Descartes’ın modernizminden çok etkilenen Spinoza onun bilimin, varlığın ya da dünyanın gerçekliğini açığa çıkardığı inancını tamamen paylaşmaktaydı. İşte bu yüzden, bilimin dünyasını, düalist Descartes’ın dışta bıraktığı iki şeyi, insan varlıklarıyla bütün bir maneviyat alanını da kapsayacak şekilde alabildiğine genişletti. Descartes, mekaniğin yasalarının beşeri olmayan, bütün fiziki fenomenleri açıkladığını düşünüyordu. Ama Spinoza daha da ileri gitti ve doğayla Tanrıyı özdeşleştirirken, ister insani ister fiziki olsun, bütün bir varlık alanının var olan her şeyin davranışını yöneten birkaç yasa tarafından açıklanması gerektiğini öne sürdü. Fakat evren adı verilen kapalı sistemin dışına epeyce bir süreden beri atılmış olan Tanrıyı, sistemin içine çektiği için hemen her kesimin gazabına uğradı.

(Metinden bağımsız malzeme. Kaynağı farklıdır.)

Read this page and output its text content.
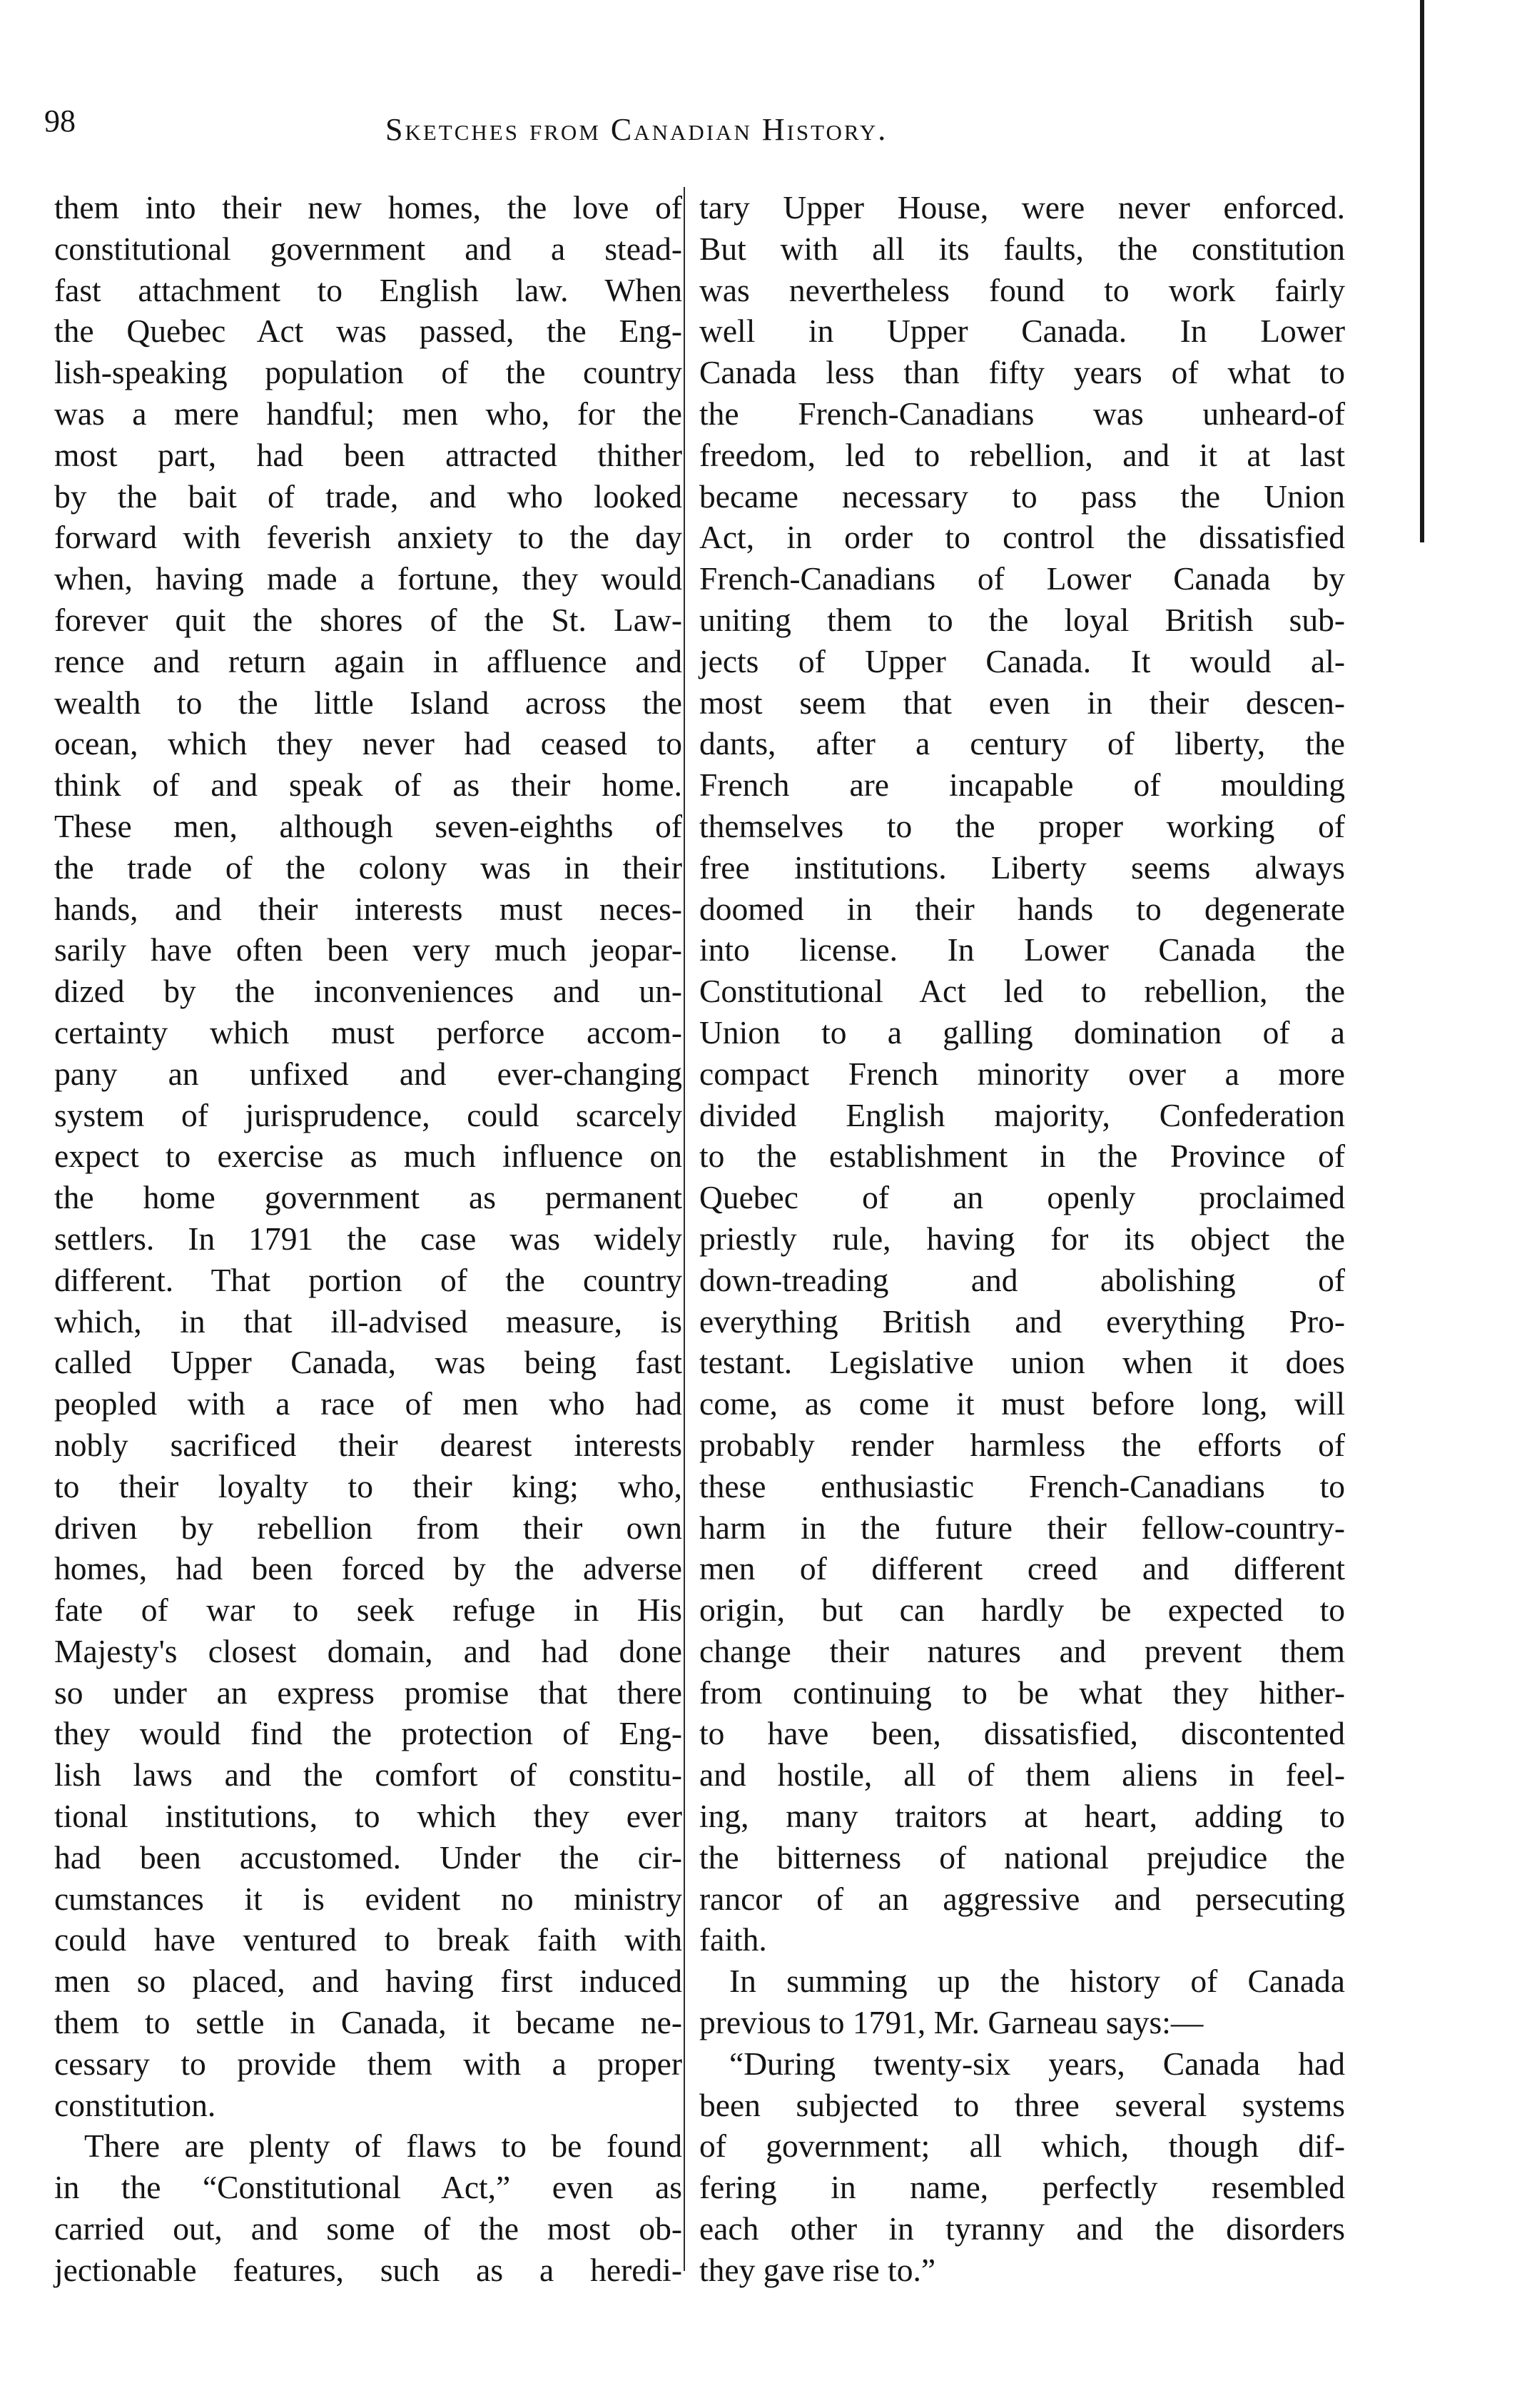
98	Sketches from Canadian History.
them into their new homes, the love of
constitutional government and a stead-
fast attachment to English law. When
the Quebec Act was passed, the Eng-
lish-speaking population of the country
was a mere handful; men who, for the
most part, had been attracted thither
by the bait of trade, and who looked
forward with feverish anxiety to the day
when, having made a fortune, they would
forever quit the shores of the St. Law-
rence and return again in affluence and
wealth to the little Island across the
ocean, which they never had ceased to
think of and speak of as their home.
These men, although seven-eighths of
the trade of the colony was in their
hands, and their interests must neces-
sarily have often been very much jeopar-
dized by the inconveniences and un-
certainty which must perforce accom-
pany an unfixed and ever-changing
system of jurisprudence, could scarcely
expect to exercise as much influence on
the home government as permanent
settlers. In 1791 the case was widely
different. That portion of the country
which, in that ill-advised measure, is
called Upper Canada, was being fast
peopled with a race of men who had
nobly sacrificed their dearest interests
to their loyalty to their king; who,
driven by rebellion from their own
homes, had been forced by the adverse
fate of war to seek refuge in His
Majesty's closest domain, and had done
so under an express promise that there
they would find the protection of Eng-
lish laws and the comfort of constitu-
tional institutions, to which they ever
had been accustomed. Under the cir-
cumstances it is evident no ministry
could have ventured to break faith with
men so placed, and having first induced
them to settle in Canada, it became ne-
cessary to provide them with a proper
constitution.
There are plenty of flaws to be found
in the “Constitutional Act,” even as
carried out, and some of the most ob-
jectionable features, such as a heredi-
tary Upper House, were never enforced.
But with all its faults, the constitution
was nevertheless found to work fairly
well in Upper Canada. In Lower
Canada less than fifty years of what to
the French-Canadians was unheard-of
freedom, led to rebellion, and it at last
became necessary to pass the Union
Act, in order to control the dissatisfied
French-Canadians of Lower Canada by
uniting them to the loyal British sub-
jects of Upper Canada. It would al-
most seem that even in their descen-
dants, after a century of liberty, the
French are incapable of moulding
themselves to the proper working of
free institutions. Liberty seems always
doomed in their hands to degenerate
into license. In Lower Canada the
Constitutional Act led to rebellion, the
Union to a galling domination of a
compact French minority over a more
divided English majority, Confederation
to the establishment in the Province of
Quebec of an openly proclaimed
priestly rule, having for its object the
down-treading and abolishing of
everything British and everything Pro-
testant. Legislative union when it does
come, as come it must before long, will
probably render harmless the efforts of
these enthusiastic French-Canadians to
harm in the future their fellow-country-
men of different creed and different
origin, but can hardly be expected to
change their natures and prevent them
from continuing to be what they hither-
to have been, dissatisfied, discontented
and hostile, all of them aliens in feel-
ing, many traitors at heart, adding to
the bitterness of national prejudice the
rancor of an aggressive and persecuting
faith.
In summing up the history of Canada
previous to 1791, Mr. Garneau says:—
“During twenty-six years, Canada had
been subjected to three several systems
of government; all which, though dif-
fering in name, perfectly resembled
each other in tyranny and the disorders
they gave rise to.”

(a) Felsefe ve Yöntem Anlayışı
Spinoza açısından, felsefe, diğer disiplinler arasında herhangi bir disiplin veya özel bilimleri tamamlayan yararlı bir disiplin değil, fakat tüm diğer disiplinlerin kendisine tabi olduğu tek tam ve temel bilgi türüdür. Onun gözünde felsefe bilgeliğin peşinden koşma ve doğru hayat tarzına ilişkin bilgiyi arama faaliyetidir. Felsefenin amacı ve kapsamıyla ilgili tıpkı Platon gibi, hayli iddialı ve geniş kapsamlı bir görüş sergileyen Spinoza, teori-pratik ilişkisiyle ilgili olarak da tıpkı Sokrates gibi, entelektüalist bir tavırla, bizim gerçek nedenleri ve doğru felsefeyi bildiğimiz zaman, nasıl yaşamamız gerektiğini bileceğimizi öne sürmüştür. Spinoza için gerçek felsefe, “hakiki iyi”nin keşfedilmesinden başka bir şey değildir. Onun gözünde, insanın mutluluğa erişebilmesi, gerçek nedenlerin bilgisine, neyin gerçekten iyi olduğuna ilişkin bilgiye bağlıdır. Mutluluk bu tür bir bilgi olmadan, imkânsızdır. Bundan dolayı, felsefe, yalnızca entelektüel ya da teorik bir faaliyetten alınan haz olmayıp, pratik bir nitelik arz eden bir ihtiyaç veya zorunluluğun ifadesidir.
Geometrik Yöntem
Spinoza ’nın felsefesinin seriminde, sisteminin bütün unsurlarını ortaya koyan Etika adlı eserinde kullandığı yöntem, geometrik yöntemdir. Bu, bir yönüyle onun aldığı etkilerin veya yaşadığı çağın koşullarının bir sonucu, bir yönüyle de filozofun düşüncesi veya sisteminin bir gereği olarak anlaşılabilir. Spinoza tıpkı Descartes gibi gerçekliğin rasyonel olduğuna, dünyanın evrensel yasalarla yönetilen ve parçaları arasında tam bir süreklilik bulunan, birlikli bir sistem meydana getirdiğine ve hepsinden de önemlisi düşünce düzeniyle varlık düzeninin bir ve aynı olduğuna inanıyordu. Bu yüzden de tıpkı gerçekliğin bir bütün olarak Tanrıdan çıkması gibi, bu gerçekliği yorumlayan felsefi düşüncenin de Tanrının özü ve varoluşuna dair ispatla işe başlayıp, tümdengelimsel bir tarzda ortaya konabileceğini kabul etti.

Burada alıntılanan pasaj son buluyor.